В роскошном костюме из голубой шерсти, порванном и запачканном, растрепанный и босой, забытый всеми Хуан бродил вокруг белой церкви. Его одолевало желание подойти к покойному, которого Бертолоци велел ненавидеть. Он любил его с как-то странно, глухо и мучительно, впервые ощутив себя беззащитным и брошенным:
— Отец! Он был моим отцом.
И вот он у гроба, в усыпанной цветами часовне, где чудесным образом никого не оказалось в тот момент. Мальчик не заметил хрупкой женщины в трауре, разозлившейся, когда тот положил руки на край гроба. София крикнула:
— Что ты здесь делаешь? Зачем пришел сюда? Тебе нечего здесь делать! Уходи! Убирайся! Уходи, чтобы я больше тебя не видела! Уходи навсегда, проклятый!
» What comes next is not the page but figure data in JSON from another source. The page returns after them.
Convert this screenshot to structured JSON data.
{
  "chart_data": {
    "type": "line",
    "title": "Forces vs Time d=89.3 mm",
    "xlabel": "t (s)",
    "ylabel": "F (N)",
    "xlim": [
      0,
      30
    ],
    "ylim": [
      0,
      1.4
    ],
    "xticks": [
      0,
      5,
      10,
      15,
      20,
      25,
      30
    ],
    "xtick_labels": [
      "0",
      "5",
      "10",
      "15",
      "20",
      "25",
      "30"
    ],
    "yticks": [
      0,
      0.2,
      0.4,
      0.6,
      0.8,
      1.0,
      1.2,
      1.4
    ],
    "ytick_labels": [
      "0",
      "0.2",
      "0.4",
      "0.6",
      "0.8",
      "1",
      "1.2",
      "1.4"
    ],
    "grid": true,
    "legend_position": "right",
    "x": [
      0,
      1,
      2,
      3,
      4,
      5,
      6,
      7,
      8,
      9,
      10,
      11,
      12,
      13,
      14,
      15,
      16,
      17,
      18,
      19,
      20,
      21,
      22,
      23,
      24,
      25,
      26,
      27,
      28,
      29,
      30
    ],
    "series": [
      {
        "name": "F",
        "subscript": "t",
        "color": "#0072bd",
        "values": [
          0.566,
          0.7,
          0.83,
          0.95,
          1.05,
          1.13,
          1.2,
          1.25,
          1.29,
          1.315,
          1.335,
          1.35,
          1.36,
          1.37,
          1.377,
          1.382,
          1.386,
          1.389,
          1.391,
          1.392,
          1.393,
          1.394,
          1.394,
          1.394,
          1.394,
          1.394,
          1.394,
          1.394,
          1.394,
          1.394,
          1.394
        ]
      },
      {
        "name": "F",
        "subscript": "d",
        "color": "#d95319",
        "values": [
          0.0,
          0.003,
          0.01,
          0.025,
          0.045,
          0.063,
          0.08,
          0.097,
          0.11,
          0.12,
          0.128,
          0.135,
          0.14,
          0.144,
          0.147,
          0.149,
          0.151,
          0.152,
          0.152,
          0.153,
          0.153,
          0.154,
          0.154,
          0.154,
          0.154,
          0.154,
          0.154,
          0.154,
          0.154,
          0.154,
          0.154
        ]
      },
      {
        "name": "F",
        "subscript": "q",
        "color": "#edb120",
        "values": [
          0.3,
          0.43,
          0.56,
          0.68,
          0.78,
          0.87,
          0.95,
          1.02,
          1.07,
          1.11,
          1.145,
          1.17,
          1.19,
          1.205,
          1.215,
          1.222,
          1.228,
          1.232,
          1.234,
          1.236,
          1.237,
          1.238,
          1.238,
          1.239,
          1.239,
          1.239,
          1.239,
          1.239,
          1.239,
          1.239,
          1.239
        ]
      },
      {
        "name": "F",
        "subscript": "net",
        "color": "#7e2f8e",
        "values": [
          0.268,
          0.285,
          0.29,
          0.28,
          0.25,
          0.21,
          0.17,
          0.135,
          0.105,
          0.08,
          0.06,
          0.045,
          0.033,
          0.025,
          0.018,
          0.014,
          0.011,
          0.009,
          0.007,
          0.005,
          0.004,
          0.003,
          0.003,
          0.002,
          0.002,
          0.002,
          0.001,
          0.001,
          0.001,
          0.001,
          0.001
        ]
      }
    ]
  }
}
Ослепшая от злости София указала Хуану на дверь часовни. Мальчик испуганно отступил, ощутив, как смертельно ранит выражение лица и слова женщины. Здесь находился отец, давший ему жизнь, окоченевший в роскошном гробу, с запоздалым раскаянием попытавшийся помочь ему. Впервые за двенадцать лет в его мрачном и диком сердце зарождалось чувство любви. Но голос и слова женщины мгновенно все разрушили. Пристально глядя на нее, как невменяемый, он попятился к дверям и вышел из часовни. Тут с противоположной двери показался Ренато Д'Отремон:
— Мама, что случилось? Почему ты выгоняешь Хуана?
— Оставь в покое Хуана! Твое место рядом с отцом.
— Но папа велел…
— Замолчи!
Она крепко сжала ему руку, а в передней настежь распахнутой двери показались величественные фигуры губернатора и маршала Понмерси.
Начиналась торжественная часть похорон. Рука Софии ослабла и выпустила Ренато. Затем она горько зарыдала, а Ренато сбежал.


— Хуан, Хуан!
— Оставь меня, Ренато. Я ухожу.
— Ты не можешь уйти! Папа не хочет!
— Сеньора меня выгнала.
— Я слышал, но это неважно. Папа мне завещал о тебе заботиться.
— Тебе? Позаботиться обо мне?
— А ты как думаешь? После родителей я отдаю приказы.
— Но теперь твой папа умер и приказывает сеньора. Она не хочет меня видеть и велела уйти.
— Уйти из церкви, но не из Кампо Реаль. Сен-Пьер очень далеко. Тебе придется ехать в экипаже или верхом. К тому же тебе не дадут уехать.
— Кто не даст?
— Слуги, работники, солдаты. Ты не видел, сколько солдат?
— Да, много. Но они не имеют ко мне отношения.
— Нет, имеют. Папа не хотел, чтобы ты уходил. Все знают. Если они увидят тебя, то схватят и запрут.
— А я сбегу!
— Ты не знаешь дороги.
— Знаю. Если идти вдоль берега, всегда придешь в Сен-Пьер. Ну а если я найду лодку, то приеду туда раньше.
— И будешь ловить рыбу?
— Конечно, мне ведь нужно чем-то питаться.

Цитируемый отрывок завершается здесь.